Mom: I don’t know. Ask your sister, she started this group chat.

Harmony: We needed an all family group chat. I added Sun to ours.

Amity: Uh, Sunshine? Do you know what you signed up for?

Bliss: Ha! Sucker. I give her until midnight tonight before she opts out. The dinging, Sis…it never ends!

Mom: She can put it on silencer mode.

Bliss: Mom! It’s silent mode. Silencer is what you put on a gun.

Mom: Whatevs.

Bliss: Mom!

Mom: Go touch grass, Bliss.

I looked over at Harmony. “I think I’ve made a mistake.”

“Nope. You’re in it, now. But you will want to put your phone on silent mode when the dinging starts.”

Town Hall Meeting

“And that is my plan,” I stated, finishing up my PowerPoint for the second time that day.

Except this time, I was standing on a small stage in the town hall auditorium, in front of what appeared to be most of the residents of the Gulch.

The McGraws, which now included Harmony, sat in the front row. My mom and sisters behind them. I hadn’t spotted Tag, but I wasn’t sure he’d even come.

Beyond that, it was basically everyone I’d ever known in my life, along with the office staff who supported the town hall and our quaint town historical museum.

Two teenagers had set up a projector and screen for me to present.

I finished, with the Questions? slide up, and looked out over the room, but didn’t see a single hand raised.

I gave Carter, who was in the front row, a bit of a smirk, as if to suggest some people obviously understood my presentation perfectly well.

“Okay,” I said with a whoosh of breath. “If there are no questions-”

“What’s crypto?” someone shouted from the back of the auditorium.

Uh oh.

“It’s fake money,” someone shouted back.

I couldn’t tell who had made the comments, but I looked out to the audience and shook my head.

“No,” I corrected them. “It’s not fake money, it’s just not tied to our traditional banking systems.”

“There are coins, I think.” That was from Mrs. Diaz. “You mine them. ”

“Like coal?” Cookie, the BBQ guy, asked. “From the ground?”

“No, it’s not a physical coin,” I said. “You see, a bitcoin is-”

“That’s how Tom Brady lost all his money!” This from Darryl Hernandez. One of two of the town’s municipal workers. “That’s why he has to do color commentary on the football games now.”

“That was a different company entirely,” I tried to explain. “And, fun fact not many know, most of the investors got paid back after the downfall of FTX.”

“But didn’t everyone go to jail?” This question was actually from my mom.

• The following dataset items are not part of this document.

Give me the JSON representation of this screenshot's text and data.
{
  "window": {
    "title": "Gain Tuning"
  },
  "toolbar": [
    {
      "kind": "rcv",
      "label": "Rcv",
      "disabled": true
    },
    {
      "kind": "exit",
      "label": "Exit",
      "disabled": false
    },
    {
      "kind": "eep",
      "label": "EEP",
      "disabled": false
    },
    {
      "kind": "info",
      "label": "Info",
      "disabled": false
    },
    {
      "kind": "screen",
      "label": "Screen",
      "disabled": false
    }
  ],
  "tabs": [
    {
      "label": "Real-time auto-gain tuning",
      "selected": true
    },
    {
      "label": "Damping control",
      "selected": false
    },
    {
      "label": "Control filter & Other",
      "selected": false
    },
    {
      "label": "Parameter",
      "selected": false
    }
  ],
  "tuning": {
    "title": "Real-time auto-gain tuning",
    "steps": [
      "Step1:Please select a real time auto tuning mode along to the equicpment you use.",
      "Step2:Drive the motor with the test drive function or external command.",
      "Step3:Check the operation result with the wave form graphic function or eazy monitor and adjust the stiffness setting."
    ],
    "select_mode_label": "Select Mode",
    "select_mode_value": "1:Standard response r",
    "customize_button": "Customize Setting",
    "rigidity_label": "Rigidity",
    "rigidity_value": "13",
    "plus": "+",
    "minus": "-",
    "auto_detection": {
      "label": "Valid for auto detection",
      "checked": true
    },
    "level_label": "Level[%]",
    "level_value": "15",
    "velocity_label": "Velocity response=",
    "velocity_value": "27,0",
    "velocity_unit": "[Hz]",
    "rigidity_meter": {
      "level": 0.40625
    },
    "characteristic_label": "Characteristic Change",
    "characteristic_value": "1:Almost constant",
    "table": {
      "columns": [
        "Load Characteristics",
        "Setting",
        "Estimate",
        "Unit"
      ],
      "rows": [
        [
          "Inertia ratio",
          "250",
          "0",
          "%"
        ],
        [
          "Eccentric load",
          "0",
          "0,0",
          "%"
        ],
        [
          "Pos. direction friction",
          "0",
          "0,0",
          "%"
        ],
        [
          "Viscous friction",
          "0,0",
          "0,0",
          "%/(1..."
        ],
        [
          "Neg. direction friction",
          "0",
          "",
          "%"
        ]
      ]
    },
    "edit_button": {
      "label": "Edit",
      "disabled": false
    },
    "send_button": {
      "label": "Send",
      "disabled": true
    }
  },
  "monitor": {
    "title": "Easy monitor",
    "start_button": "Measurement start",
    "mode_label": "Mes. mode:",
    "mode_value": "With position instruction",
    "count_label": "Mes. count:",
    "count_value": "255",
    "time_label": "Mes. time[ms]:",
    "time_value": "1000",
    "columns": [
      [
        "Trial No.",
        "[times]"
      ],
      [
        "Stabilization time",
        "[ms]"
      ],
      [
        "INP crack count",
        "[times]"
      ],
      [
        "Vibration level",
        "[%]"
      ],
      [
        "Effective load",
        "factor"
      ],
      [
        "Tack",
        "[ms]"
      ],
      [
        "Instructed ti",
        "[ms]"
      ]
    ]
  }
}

“Well, the CEO did, but, really, that was his own fault for mostly being a jerk.”

The crowd’s murmuring picked up, and I felt like I was losing the room.

“The computers just ate the money,” Darryl Jones said. The other municipal worker in town, who was commonly referred to as the other Darryl. Because when you have two Darryls in town, one ultimately needs to be the other Darryl. That they were married only complicated things.

“Computers don’t eat money,” I explained patiently.

“No, they get hacked!” Gary Feldman shouted.